Bilgi Devriminin Gerisinde Kalmamalıyız
Destek Patent Ar-Ge ve Eğitim Danışmanı, "Stratejik Eylem Planı'nın kabulü ile hukuksal zeminde yapılan iyileştirmeler, ülkemizde yatırım ortamının daha güvenli hale gelmesini sağlayacak ve yatırım yapanların rekabet gücünü artıracak.
Türk Patent Enstitüsü koordinatörlüğünde tüm paydaşların katılımıyla hazırlanan "Ulusal Fikri Haklar Strateji Belgesi ve Eylem Planı"nın kabulüne ilişkin açıklamalarda bulunan Destek Patent Ar-Ge ve Eğitim Danışmanı Hakan Özcan, "Stratejik Eylem Planı'nın kabulü ile hukuksal zeminde yapılan iyileştirmeler, ülkemizde yatırım ortamının daha güvenli hale gelmesini sağlayacak ve yatırım yapanların rekabet gücünü artıracak. Bu da fikri ve sınai haklar konusunda bilinç oluşması sağlayacak olup gelişimine olumlu katkıda bulunacak" dedi.

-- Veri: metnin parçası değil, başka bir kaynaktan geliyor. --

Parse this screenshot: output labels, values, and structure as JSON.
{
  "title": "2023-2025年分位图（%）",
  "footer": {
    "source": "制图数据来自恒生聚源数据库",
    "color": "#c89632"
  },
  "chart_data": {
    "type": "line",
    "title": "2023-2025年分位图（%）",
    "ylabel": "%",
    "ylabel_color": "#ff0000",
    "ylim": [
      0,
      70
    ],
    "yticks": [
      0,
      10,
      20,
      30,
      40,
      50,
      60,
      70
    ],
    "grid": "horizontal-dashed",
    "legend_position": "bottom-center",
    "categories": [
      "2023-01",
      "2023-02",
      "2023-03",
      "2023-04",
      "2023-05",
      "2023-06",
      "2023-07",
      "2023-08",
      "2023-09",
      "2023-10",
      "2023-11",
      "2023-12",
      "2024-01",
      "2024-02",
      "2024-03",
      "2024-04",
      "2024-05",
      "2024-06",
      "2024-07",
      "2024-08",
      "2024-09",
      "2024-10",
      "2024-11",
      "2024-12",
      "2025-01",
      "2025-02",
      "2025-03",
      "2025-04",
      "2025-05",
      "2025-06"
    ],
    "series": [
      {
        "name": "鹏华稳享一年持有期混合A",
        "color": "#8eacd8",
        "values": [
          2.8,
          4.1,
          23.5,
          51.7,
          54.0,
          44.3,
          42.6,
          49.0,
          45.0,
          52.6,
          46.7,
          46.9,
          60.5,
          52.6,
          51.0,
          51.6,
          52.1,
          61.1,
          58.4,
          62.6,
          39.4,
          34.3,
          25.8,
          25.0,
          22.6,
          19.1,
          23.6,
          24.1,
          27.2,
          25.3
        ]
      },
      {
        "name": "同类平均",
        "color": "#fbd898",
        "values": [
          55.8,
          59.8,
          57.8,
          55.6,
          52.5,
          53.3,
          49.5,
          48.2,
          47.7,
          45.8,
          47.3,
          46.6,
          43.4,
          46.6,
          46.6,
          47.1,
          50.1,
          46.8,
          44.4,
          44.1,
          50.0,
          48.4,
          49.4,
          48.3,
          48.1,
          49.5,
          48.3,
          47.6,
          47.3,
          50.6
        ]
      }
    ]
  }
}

"Hazırlanan '2015-2018 Stratejik Eylem Planı'nda dört yeni hedef belirlendi. Bunlardan ilki hukuk alanındaki iyileştirmeleri içeriyor. Gelecekte sistemde olan güvensizliğin ortadan kalkmasına ve Fikri-Sınai haklar konusunda gelişimin hızlanmasına zemin hazırlamakta" diye konuşan Hakan Özcan, "Ülkemizde stratejik eylem planına dair ilk uygulamalar 1800'lü yılların sonlarında olsa bile ilk kez ciddi olarak 1995-1996 yıllarında gerçekleşmiştir. Ülkemizin Fikri ve Sınai Haklar konusunda uygulamalı tecrübesi 20 yıla dayanmaktadır. Bu süre uzun gibi görünse de ABD, İngiltere, Japonya gibi ülkelere baktığımızda, Fikri ve Sınai Haklar konusunda ki geçmişleri 200 yıla dayanmaktadır. Ülkemiz sanayi devrimini kaçırmış olsa da bilgi devriminin gerisinde kalmamalı" açıklamasını yaptı.

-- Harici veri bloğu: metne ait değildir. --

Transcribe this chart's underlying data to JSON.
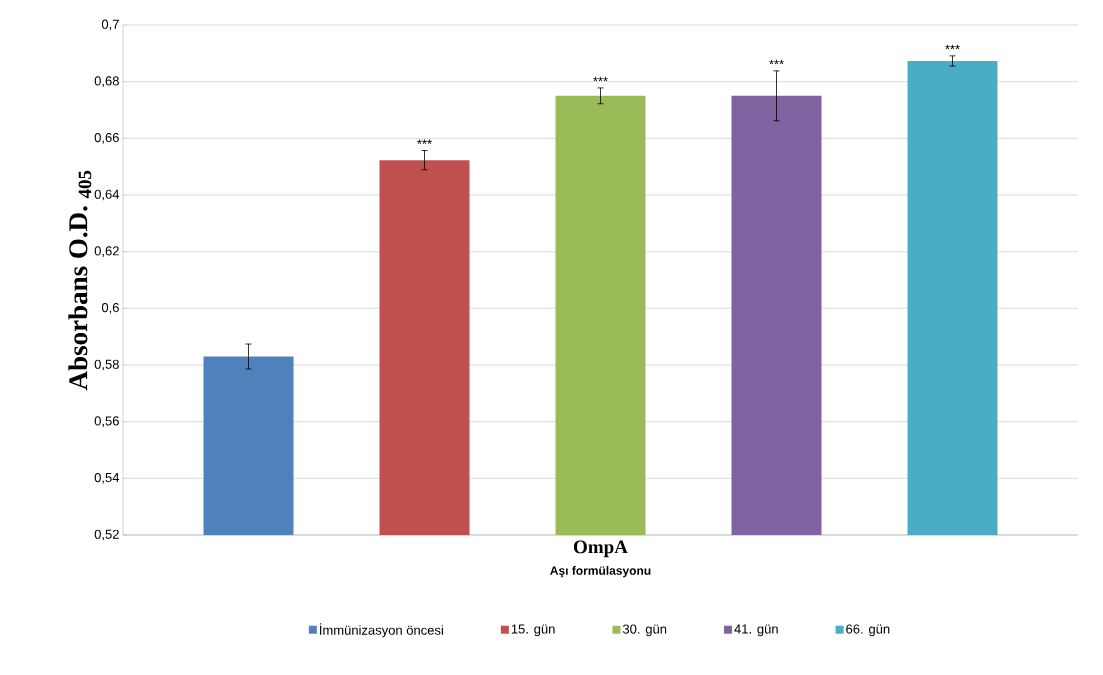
{
  "chart_data": {
    "type": "bar",
    "categories": [
      "OmpA"
    ],
    "xlabel": "Aşı formülasyonu",
    "ylabel": "Absorbans O.D. $_{405}$",
    "ylim": [
      0.52,
      0.7
    ],
    "yticks": [
      {
        "value": 0.52,
        "label": "0,52"
      },
      {
        "value": 0.54,
        "label": "0,54"
      },
      {
        "value": 0.56,
        "label": "0,56"
      },
      {
        "value": 0.58,
        "label": "0,58"
      },
      {
        "value": 0.6,
        "label": "0,6"
      },
      {
        "value": 0.62,
        "label": "0,62"
      },
      {
        "value": 0.64,
        "label": "0,64"
      },
      {
        "value": 0.66,
        "label": "0,66"
      },
      {
        "value": 0.68,
        "label": "0,68"
      },
      {
        "value": 0.7,
        "label": "0,7"
      }
    ],
    "grid": "y",
    "legend": "bottom",
    "series": [
      {
        "name": "İmmünizasyon öncesi",
        "color": "#4f81bd",
        "values": [
          0.583
        ],
        "errors": [
          0.0044
        ]
      },
      {
        "name": "15. gün",
        "color": "#c0504d",
        "values": [
          0.6523
        ],
        "errors": [
          0.0034
        ]
      },
      {
        "name": "30. gün",
        "color": "#9bbb59",
        "values": [
          0.675
        ],
        "errors": [
          0.0028
        ]
      },
      {
        "name": "41. gün",
        "color": "#8064a2",
        "values": [
          0.675
        ],
        "errors": [
          0.0088
        ]
      },
      {
        "name": "66. gün",
        "color": "#4bacc6",
        "values": [
          0.6873
        ],
        "errors": [
          0.0018
        ]
      }
    ],
    "annotations": [
      "***",
      "***",
      "***",
      "***"
    ]
  }
}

Hakan Özcan, "2023 hedefleri doğrultusunda katma değerli üretime odaklanılması şart. Ar-Ge merkezi sayısını artırılmalı, var olan merkezlerin denetiminin sıkı tutulmalı ve verimsiz olanlar kapatılmalıdır. Böylece global arenadaki varlığımızı güçlendirerek, hedeflerimize ulaşma şansımız ciddi oranda artacaktır" dedi.
"Olumlu rol modeller, bilinç oluşturacak"
Hakan Özcan, "Amerika'da Thomas Edison, Nicola Tesla; Japonya'da Toyota; Almanya'da Robert Bosch gibi olumlu rol modellerin oluşturduğu kültür Ar-Ge sistemine güven ve ivme kazandırmaktadır. Olumlu rol modellerin varlığı, toplumsal bilinç ve bir sonraki aşama olan ticarileşmenin de önünü açacaktır. Bu rol modellerin hemen hemen hepsi elde ettikleri değerli patentleri ticarileştirerek hukuki aşamada mücadeleler vermiş kişilerdir. Edison ve Tesla arasındaki çekişmeler bir dönemin patentler tarihine damgasını vurmuştur ve sanayinin bugünkü gelişmiş düzeyine erişmesine büyük katkı sağlamıştır. Günümüzde ise bu durum Apple ve Samsung firmaları arasında patent savaşları olarak gerçekleşmektedir. Ülkemizin de marka savaşlarında yer alabilmesi, güçlü markalara sahip olması ile mümkün olacaktır" açıklamasını yaptı.
"Anadolu'ya yayılan yeni bir Ar-Ge politikasına ihtiyaç var"
Özcan, "İstanbul, Bursa, Kocaeli, İzmir ve Ankara'da Ar-Ge çalışmaları iyi seviyelerde görülse de Anadolu'nun tamamına yayılan bir Ar-Ge politikasına ihtiyaç var. Marmara'da makine - malzeme – ağır sanayi; Ege'de tarım ve turizm; İç Anadolu'da savunma ve uzay sanayi; Karadeniz'de balıkçılık, tersanecilik, çay; Güneydoğu Anadolu ve Doğu Anadolu bölgelerinde ise tarım, hayvancılık ve yazılım konularında daha fazla Ar-Ge merkezinin kurulması gerekiyor. 2015-2018 Ulusal Fikri Haklar Strateji Belgesi ve Eylem Planı ile Ar-Ge çalışmalarının tüm yurda yayılmasını umuyoruz" dedi.